[ClusterLabs] Howto stonith in the case of any interface failure?

Wed Oct 9 05:52:21 EDT 2019

On Wed, Oct 9, 2019 at 10:59 AM Kadlecsik József
<kadlecsik.jozsef at wigner.mta.hu> wrote:
>
> Hello,
>
> The nodes in our cluster have got backend and frontend interfaces: the
> former ones are for the storage and cluster (corosync) traffic and the
> latter ones are for the public services of KVM guests only.
>
> One of the nodes has got a failure ("watchdog: BUG: soft lockup - CPU#7
> stuck for 23s"), which resulted that the node could process traffic on the
> backend interface but not on the fronted one.

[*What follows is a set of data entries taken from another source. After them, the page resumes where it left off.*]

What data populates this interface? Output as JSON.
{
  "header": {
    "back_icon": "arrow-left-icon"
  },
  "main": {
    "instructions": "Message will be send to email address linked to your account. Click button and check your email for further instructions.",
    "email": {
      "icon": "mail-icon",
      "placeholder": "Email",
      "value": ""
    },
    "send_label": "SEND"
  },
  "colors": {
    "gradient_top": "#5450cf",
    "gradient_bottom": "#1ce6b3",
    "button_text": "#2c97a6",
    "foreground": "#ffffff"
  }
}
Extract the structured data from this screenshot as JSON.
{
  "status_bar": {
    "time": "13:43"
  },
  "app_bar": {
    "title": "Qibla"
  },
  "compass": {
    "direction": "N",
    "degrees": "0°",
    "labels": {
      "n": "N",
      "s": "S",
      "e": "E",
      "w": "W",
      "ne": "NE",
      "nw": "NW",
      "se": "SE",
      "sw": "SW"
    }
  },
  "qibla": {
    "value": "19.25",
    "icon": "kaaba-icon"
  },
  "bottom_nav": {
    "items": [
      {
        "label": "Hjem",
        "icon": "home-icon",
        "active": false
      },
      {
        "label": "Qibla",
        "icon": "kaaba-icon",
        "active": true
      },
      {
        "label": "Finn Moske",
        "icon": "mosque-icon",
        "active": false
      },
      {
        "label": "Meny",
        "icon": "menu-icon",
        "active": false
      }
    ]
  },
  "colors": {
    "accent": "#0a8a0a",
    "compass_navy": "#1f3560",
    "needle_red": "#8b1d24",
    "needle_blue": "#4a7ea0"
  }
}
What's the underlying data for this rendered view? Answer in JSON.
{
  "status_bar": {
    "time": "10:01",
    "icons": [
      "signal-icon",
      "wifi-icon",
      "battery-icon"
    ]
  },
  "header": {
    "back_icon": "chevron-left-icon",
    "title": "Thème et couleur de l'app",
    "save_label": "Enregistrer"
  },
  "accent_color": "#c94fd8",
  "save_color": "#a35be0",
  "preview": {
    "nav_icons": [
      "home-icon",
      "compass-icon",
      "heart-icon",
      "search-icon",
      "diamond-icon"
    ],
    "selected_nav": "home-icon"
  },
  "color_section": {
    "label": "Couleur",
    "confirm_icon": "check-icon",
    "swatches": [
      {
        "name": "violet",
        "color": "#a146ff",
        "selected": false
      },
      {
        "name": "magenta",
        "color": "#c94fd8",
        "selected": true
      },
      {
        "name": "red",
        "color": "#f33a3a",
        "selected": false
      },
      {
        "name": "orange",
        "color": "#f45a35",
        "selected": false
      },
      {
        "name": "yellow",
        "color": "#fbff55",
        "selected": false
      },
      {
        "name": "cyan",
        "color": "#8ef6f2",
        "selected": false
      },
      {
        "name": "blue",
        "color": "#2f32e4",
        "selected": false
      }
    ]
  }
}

Thus the services became
> unavailable but the cluster thought the node is all right and did not
> stonith it.
>
> How could we protect the cluster against such failures?
>
> We could configure a second corosync ring, but that would be a redundancy
> ring only.
>
> We could setup a second, independent corosync configuration for a second
> pacemaker just with stonith agents. Is it enough to specify the cluster
> name in the corosync config to pair pacemaker to corosync? What about the
> pairing of pacemaker to this corosync instance, how can we tell pacemaker
> to connect to this corosync instance?
>
> Which is the best way to solve the problem?
>

That really depends on what "node could process traffic" means. If it
is just about basic IP connectivity, you can use ocf:pacemaker:ping
resource to monitor network availability and move resource if current
node is considered "unconnected". This is actually documented in
Pacemaker Explained, 8.3.2. Moving Resources Due to Connectivity
Changes.

If "process traffic" means something else, you need custom agent that
implements whatever checks are necessary to decide that node cannot
process traffic anymore.